Mycobacteria adhere to a surface using pili, adhesins, and other surface proteins. Hydrophobic interactions between the bacterial cell wall and the surface also play a important role in initial attachment. After initial attachment, the bacteria begin to multiply and form microcolonies. During this phase, the cells start to produce Extracellular Polymeric Substances (EPS), which are important for biofilm development. The microcolonies grow and merge, leading to the maturation of the biofilm. The EPS matrix, composed of polysaccharides, proteins, and lipids, encases the bacterial cells. This matrix protects the bacteria from external threats and provides structural stability. Portions of the biofilm can detach and disperse, allowing the bacteria to colonize new surfaces and spread the infection. Mycobacterium biofilms exhibit a high level of resistance to antibiotics. The EPS matrix acts as a barrier, preventing the penetration of antibiotics. Additionally, bacteria within biofilms often exhibit a slower growth rate and enter a dormant state, reducing the effectiveness of antibiotics that target actively growing cells. The biofilm matrix shields the bacteria from immune system attacks. Immune cells, such as macrophages and neutrophils, find it difficult to penetrate the biofilm and eliminate the bacteria. Within a biofilm, bacteria can exhibit metabolic diversity. Some cells remain metabolically active, while others enter a dormant state. This heterogeneity contributes to the resilience and persistence of the biofilm.
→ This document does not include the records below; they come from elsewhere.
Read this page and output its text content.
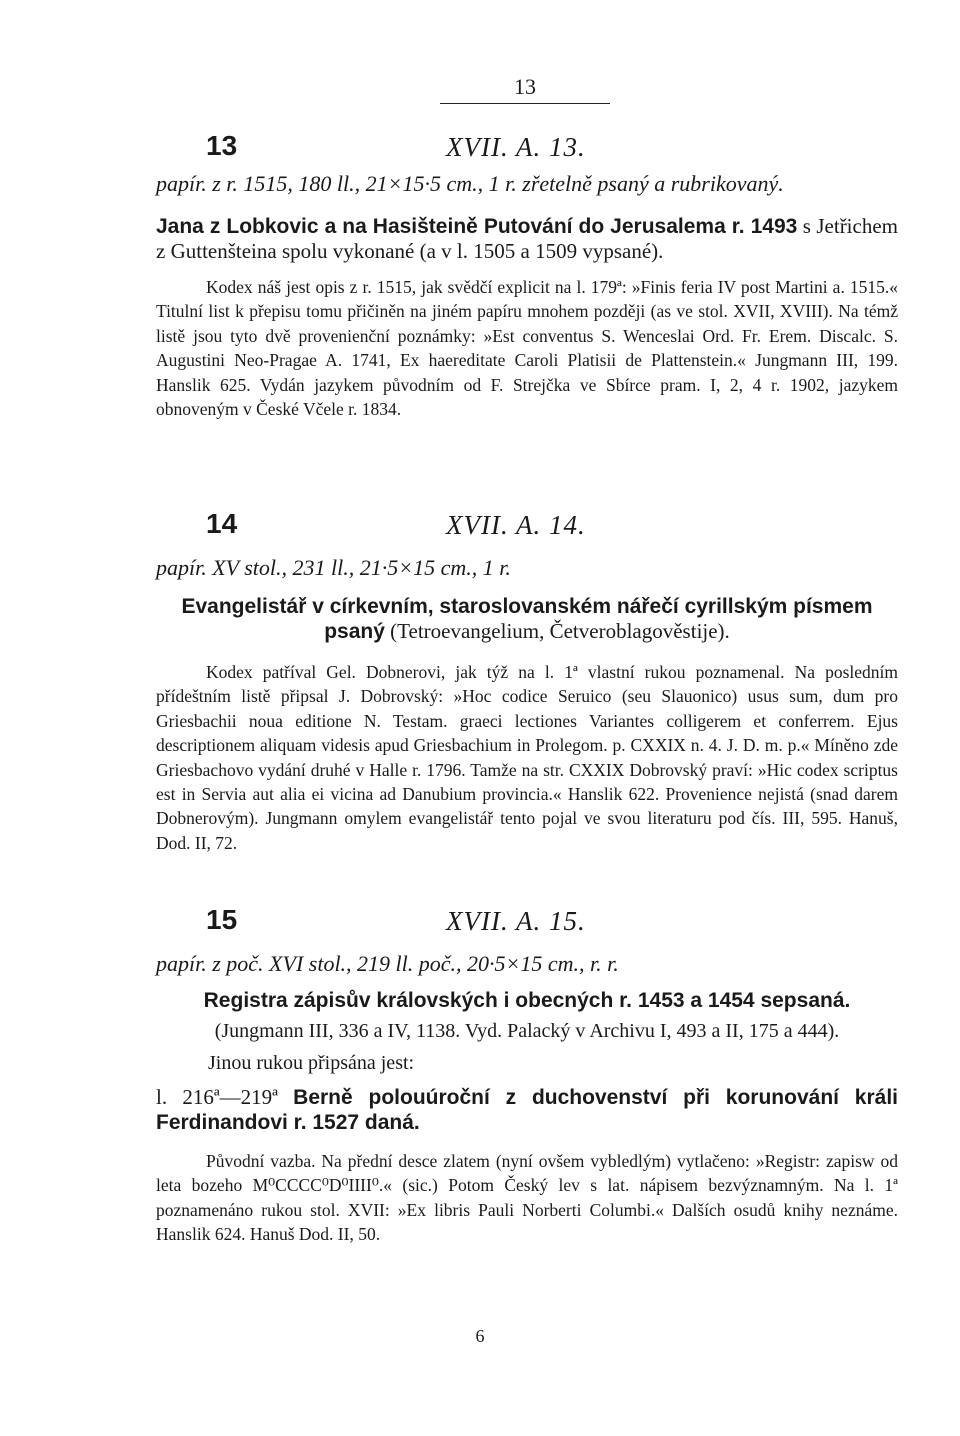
13
13	XVII. A. 13.

papír. z r. 1515, 180 ll., 21×15·5 cm., 1 r. zřetelně psaný a rubrikovaný.

Jana z Lobkovic a na Hasišteině Putování do Jerusalema r. 1493 s Jetřichem z Guttenšteina spolu vykonané (a v l. 1505 a 1509 vypsané).

Kodex náš jest opis z r. 1515, jak svědčí explicit na l. 179ª: »Finis feria IV post Martini a. 1515.« Titulní list k přepisu tomu přičiněn na jiném papíru mnohem později (as ve stol. XVII, XVIII). Na témž listě jsou tyto dvě provenienční poznámky: »Est conventus S. Wenceslai Ord. Fr. Erem. Discalc. S. Augustini Neo-Pragae A. 1741, Ex haereditate Caroli Platisii de Plattenstein.« Jungmann III, 199. Hanslik 625. Vydán jazykem původním od F. Strejčka ve Sbírce pram. I, 2, 4 r. 1902, jazykem obnoveným v České Včele r. 1834.

14	XVII. A. 14.

papír. XV stol., 231 ll., 21·5×15 cm., 1 r.

Evangelistář v církevním, staroslovanském nářečí cyrillským písmem psaný (Tetroevangelium, Četveroblagověstije).

Kodex patříval Gel. Dobnerovi, jak týž na l. 1ª vlastní rukou poznamenal. Na posledním přídeštním listě připsal J. Dobrovský: »Hoc codice Seruico (seu Slauonico) usus sum, dum pro Griesbachii noua editione N. Testam. graeci lectiones Variantes colligerem et conferrem. Ejus descriptionem aliquam videsis apud Griesbachium in Prolegom. p. CXXIX n. 4. J. D. m. p.« Míněno zde Griesbachovo vydání druhé v Halle r. 1796. Tamže na str. CXXIX Dobrovský praví: »Hic codex scriptus est in Servia aut alia ei vicina ad Danubium provincia.« Hanslik 622. Provenience nejistá (snad darem Dobnerovým). Jungmann omylem evangelistář tento pojal ve svou literaturu pod čís. III, 595. Hanuš, Dod. II, 72.

15	XVII. A. 15.

papír. z poč. XVI stol., 219 ll. poč., 20·5×15 cm., r. r.

Registra zápisův královských i obecných r. 1453 a 1454 sepsaná.

(Jungmann III, 336 a IV, 1138. Vyd. Palacký v Archivu I, 493 a II, 175 a 444).

Jinou rukou připsána jest:

l. 216ª—219ª Berně polouúroční z duchovenství při korunování králi Ferdinandovi r. 1527 daná.

Původní vazba. Na přední desce zlatem (nyní ovšem vybledlým) vytlačeno: »Registr: zapisw od leta bozeho M⁰CCCC⁰D⁰IIII⁰.« (sic.) Potom Český lev s lat. nápisem bezvýznamným. Na l. 1ª poznamenáno rukou stol. XVII: »Ex libris Pauli Norberti Columbi.« Dalších osudů knihy neznáme. Hanslik 624. Hanuš Dod. II, 50.

6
Implications of mycobacterium biofilms

Biofilm formation is associated with chronic and persistent infections. In diseases such as Tuberculosis (TB) and Nontuberculous Mycobacterial (NTM) infections, biofilms contribute to the difficulty in eradicating the bacteria and the long duration of treatment required. Mycobacterium biofilms can form on medical devices, such as catheters, prosthetic joints, and implants. These biofilms can lead to device-related infections that are challenging to treat and often require device removal. Mycobacterium species can form biofilms in natural and artificial environments, including water distribution systems and soil. This environmental persistence poses a risk for transmission and infection.

Research is ongoing to develop agents that can disrupt biofilm formation or enhance the penetration of antibiotics into biofilms. These agents may target the EPS matrix, quorum sensing (the communication system among bacteria), or specific biofilm-associated proteins. Combining antibiotics with biofilmdisrupting agents or using multiple antibiotics with different mechanisms of action can enhance treatment efficacy against biofilm-associated infections. Innovative drug delivery systems, such as nanoparticles and liposomes, are being explored to improve the delivery of antibiotics to biofilms and enhance their antimicrobial activity. Preventing biofilm formation on medical devices through surface modifications, coatings, or antimicrobial agents can reduce the risk of device-related infections.

Conclusion

Mycobacterium biofilms represent a significant challenge in the treatment and management of mycobacterial infections. Their resistance to antibiotics and protection from the immune system contribute to chronic and persistent infections. Understanding the mechanisms of biofilm formation and developing strategies to disrupt or prevent biofilms are important for improving treatment outcomes and reducing the burden of mycobacterial diseases. Continued research and innovation are essential to combat the resilience of Mycobacterium biofilms and enhance our ability to treat these complex infections effectively.